CHARGE TO JURY INADEQUATE.
The relevant section of CPLR § 4110-b provides in part;
. . . [a]t the close of the evidence or at such earlier time during the trial as the court reasonably directs, any party may file written requests that the court instruct the jury on the law as set forth in the requests. The court, out of the hearing of the jury, shall inform counsel of its proposed action upon the requests prior to their arguments to the jury, but the court shall instruct the jury after the arguments are completed. No party may assign as error the giving or the failure to give an instruction unless he objects thereto before the jury retires to consider its verdict stating the matter to which he objects and the grounds of his objection.
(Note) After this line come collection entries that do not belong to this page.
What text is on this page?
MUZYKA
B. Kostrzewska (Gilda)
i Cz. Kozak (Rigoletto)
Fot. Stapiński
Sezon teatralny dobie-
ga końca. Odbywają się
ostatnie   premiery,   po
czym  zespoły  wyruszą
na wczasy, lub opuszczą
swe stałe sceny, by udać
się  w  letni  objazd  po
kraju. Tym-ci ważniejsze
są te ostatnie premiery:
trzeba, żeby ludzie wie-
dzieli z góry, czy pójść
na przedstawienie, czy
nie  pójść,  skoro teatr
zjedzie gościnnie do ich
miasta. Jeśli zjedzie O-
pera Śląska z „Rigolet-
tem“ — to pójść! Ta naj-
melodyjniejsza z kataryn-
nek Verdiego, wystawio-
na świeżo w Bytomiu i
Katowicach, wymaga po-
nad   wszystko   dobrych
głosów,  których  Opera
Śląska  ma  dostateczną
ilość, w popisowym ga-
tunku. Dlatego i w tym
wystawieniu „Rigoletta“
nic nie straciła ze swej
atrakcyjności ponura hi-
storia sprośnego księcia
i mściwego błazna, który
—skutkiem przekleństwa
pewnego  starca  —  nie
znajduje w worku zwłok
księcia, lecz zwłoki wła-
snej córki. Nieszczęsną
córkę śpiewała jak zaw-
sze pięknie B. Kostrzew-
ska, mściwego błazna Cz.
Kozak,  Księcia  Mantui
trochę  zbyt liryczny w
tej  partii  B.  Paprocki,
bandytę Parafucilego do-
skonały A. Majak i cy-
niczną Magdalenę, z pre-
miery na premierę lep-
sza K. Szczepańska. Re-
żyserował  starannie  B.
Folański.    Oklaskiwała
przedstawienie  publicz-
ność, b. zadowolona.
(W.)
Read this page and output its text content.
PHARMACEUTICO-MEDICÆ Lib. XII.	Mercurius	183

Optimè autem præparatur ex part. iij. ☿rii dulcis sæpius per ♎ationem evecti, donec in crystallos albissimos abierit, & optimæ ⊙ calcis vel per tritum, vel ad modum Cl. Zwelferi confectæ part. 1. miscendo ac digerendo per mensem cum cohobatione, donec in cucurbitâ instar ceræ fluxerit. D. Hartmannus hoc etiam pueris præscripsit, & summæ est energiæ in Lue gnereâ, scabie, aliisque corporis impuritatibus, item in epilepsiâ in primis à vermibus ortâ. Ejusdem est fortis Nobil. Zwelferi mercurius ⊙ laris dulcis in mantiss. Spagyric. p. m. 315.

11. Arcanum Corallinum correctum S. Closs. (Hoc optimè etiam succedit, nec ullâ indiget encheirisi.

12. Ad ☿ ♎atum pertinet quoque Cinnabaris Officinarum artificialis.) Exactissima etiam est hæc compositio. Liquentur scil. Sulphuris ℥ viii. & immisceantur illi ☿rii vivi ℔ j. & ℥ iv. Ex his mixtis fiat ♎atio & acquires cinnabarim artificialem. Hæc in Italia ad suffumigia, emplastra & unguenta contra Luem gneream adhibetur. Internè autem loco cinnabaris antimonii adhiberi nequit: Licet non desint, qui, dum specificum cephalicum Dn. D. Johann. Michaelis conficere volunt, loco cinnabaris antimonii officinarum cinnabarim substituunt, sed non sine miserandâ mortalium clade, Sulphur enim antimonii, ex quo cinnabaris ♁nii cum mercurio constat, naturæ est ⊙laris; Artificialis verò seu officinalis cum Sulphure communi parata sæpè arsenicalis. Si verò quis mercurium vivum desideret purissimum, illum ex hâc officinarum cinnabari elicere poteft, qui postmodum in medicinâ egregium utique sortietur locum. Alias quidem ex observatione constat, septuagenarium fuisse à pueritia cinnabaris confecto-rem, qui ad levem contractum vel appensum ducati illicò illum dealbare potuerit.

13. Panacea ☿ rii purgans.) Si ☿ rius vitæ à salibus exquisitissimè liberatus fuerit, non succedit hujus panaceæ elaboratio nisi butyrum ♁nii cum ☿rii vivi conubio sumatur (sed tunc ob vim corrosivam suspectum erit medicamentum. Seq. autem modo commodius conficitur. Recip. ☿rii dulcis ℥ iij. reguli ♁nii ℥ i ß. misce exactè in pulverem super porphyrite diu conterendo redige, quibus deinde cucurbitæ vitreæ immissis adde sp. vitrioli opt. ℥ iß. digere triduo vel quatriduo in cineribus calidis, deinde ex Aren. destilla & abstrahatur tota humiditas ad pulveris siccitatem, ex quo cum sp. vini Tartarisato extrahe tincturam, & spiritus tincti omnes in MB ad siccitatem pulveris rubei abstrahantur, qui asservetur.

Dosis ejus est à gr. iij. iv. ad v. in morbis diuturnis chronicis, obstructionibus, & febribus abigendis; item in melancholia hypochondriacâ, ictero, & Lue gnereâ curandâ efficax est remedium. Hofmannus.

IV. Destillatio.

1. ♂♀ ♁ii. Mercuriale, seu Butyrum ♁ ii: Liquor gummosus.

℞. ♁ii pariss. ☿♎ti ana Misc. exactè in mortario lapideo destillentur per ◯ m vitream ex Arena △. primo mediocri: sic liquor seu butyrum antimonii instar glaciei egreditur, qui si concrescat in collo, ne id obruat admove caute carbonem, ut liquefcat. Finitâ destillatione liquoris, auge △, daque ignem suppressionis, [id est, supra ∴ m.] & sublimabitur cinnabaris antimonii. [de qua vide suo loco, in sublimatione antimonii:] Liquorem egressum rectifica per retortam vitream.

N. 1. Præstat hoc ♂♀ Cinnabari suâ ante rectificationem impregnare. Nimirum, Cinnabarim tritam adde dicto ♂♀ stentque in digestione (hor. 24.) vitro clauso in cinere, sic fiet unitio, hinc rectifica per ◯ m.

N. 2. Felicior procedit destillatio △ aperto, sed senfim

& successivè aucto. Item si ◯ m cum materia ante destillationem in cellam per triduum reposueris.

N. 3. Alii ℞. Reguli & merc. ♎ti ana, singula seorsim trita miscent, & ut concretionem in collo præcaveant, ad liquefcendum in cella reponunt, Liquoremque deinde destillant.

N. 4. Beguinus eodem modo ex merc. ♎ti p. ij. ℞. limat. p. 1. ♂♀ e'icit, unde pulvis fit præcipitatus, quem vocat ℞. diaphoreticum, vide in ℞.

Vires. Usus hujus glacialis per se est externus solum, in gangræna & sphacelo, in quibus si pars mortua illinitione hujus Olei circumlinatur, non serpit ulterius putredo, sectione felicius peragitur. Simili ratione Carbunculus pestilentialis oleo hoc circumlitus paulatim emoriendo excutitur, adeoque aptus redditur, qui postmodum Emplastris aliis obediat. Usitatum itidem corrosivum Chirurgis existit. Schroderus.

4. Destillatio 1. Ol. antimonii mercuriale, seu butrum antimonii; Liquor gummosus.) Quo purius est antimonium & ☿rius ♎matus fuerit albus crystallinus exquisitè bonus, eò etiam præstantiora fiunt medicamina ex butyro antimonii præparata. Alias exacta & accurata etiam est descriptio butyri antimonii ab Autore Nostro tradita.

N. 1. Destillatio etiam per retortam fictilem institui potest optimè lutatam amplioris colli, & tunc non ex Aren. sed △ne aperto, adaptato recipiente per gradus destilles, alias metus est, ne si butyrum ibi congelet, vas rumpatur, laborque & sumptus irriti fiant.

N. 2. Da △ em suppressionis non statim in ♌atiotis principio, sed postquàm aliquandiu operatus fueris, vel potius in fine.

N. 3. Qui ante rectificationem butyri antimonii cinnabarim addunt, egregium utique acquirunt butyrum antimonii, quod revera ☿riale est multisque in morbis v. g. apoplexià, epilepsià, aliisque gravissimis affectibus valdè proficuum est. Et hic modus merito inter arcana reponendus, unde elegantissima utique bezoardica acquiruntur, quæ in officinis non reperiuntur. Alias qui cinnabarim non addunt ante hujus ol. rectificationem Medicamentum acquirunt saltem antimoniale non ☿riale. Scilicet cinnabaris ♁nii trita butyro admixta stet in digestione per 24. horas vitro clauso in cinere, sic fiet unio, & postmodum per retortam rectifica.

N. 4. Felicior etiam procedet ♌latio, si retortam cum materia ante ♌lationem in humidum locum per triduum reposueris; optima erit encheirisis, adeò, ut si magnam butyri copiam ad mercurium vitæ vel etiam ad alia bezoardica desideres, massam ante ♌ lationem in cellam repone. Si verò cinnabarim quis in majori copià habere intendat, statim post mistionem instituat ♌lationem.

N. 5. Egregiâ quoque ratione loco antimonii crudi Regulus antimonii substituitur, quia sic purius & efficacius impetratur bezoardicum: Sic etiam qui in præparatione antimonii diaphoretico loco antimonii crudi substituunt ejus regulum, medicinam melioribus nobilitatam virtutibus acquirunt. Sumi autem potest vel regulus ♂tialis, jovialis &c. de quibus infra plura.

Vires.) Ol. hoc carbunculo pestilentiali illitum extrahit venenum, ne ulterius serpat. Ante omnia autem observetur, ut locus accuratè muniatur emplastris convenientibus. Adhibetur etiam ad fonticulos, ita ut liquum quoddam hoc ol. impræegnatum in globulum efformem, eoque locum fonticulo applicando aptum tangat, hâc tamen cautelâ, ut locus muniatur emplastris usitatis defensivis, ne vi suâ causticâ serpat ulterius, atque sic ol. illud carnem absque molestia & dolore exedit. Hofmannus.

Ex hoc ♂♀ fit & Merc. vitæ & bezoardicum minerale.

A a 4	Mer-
Opportunity shall be given to make the objection out of the hearing of the jury. When no timely and specific objection is taken to a jury instruction, the law as stated in instruction becomes the law applicable to the determination of the rights of the parties in the litigation, and thus establishes the legal standard by which the sufficiency of the evidence to support the verdict must be judged . . .
As to defendants' argument that the charge to the jury, as issued by the Court, is inadequate, the record indicates that the parties participated in a charge conference where the defendant had input and even made modifications to the proposed jury instructions. Moreover, the Court gave the charge to the jury and then inquired of the parties as to whether there was any objection to such charge. The defendant's counsel responded in the negative.
Defendant did not, in any way, demonstrate his discontent with the charge before the jury retired, although the opportunity to do so was presented. This inaction and abject failure to object, constituted a waiver of defendants right to raise the issue (see Emmons v. County Lincoln Mercury Sales, 111 AD2d 213 [2d Dept 1985], Gerdyil v. Rizzo, 67 AD3d 637 [2d Dept 2001]).
CONCLUSION
The Court has reviewed the Town's remaining contentions and have found them to be without merit. Accordingly, its motion is denied in its entirety.
This constitutes the Decision and Order of the Court.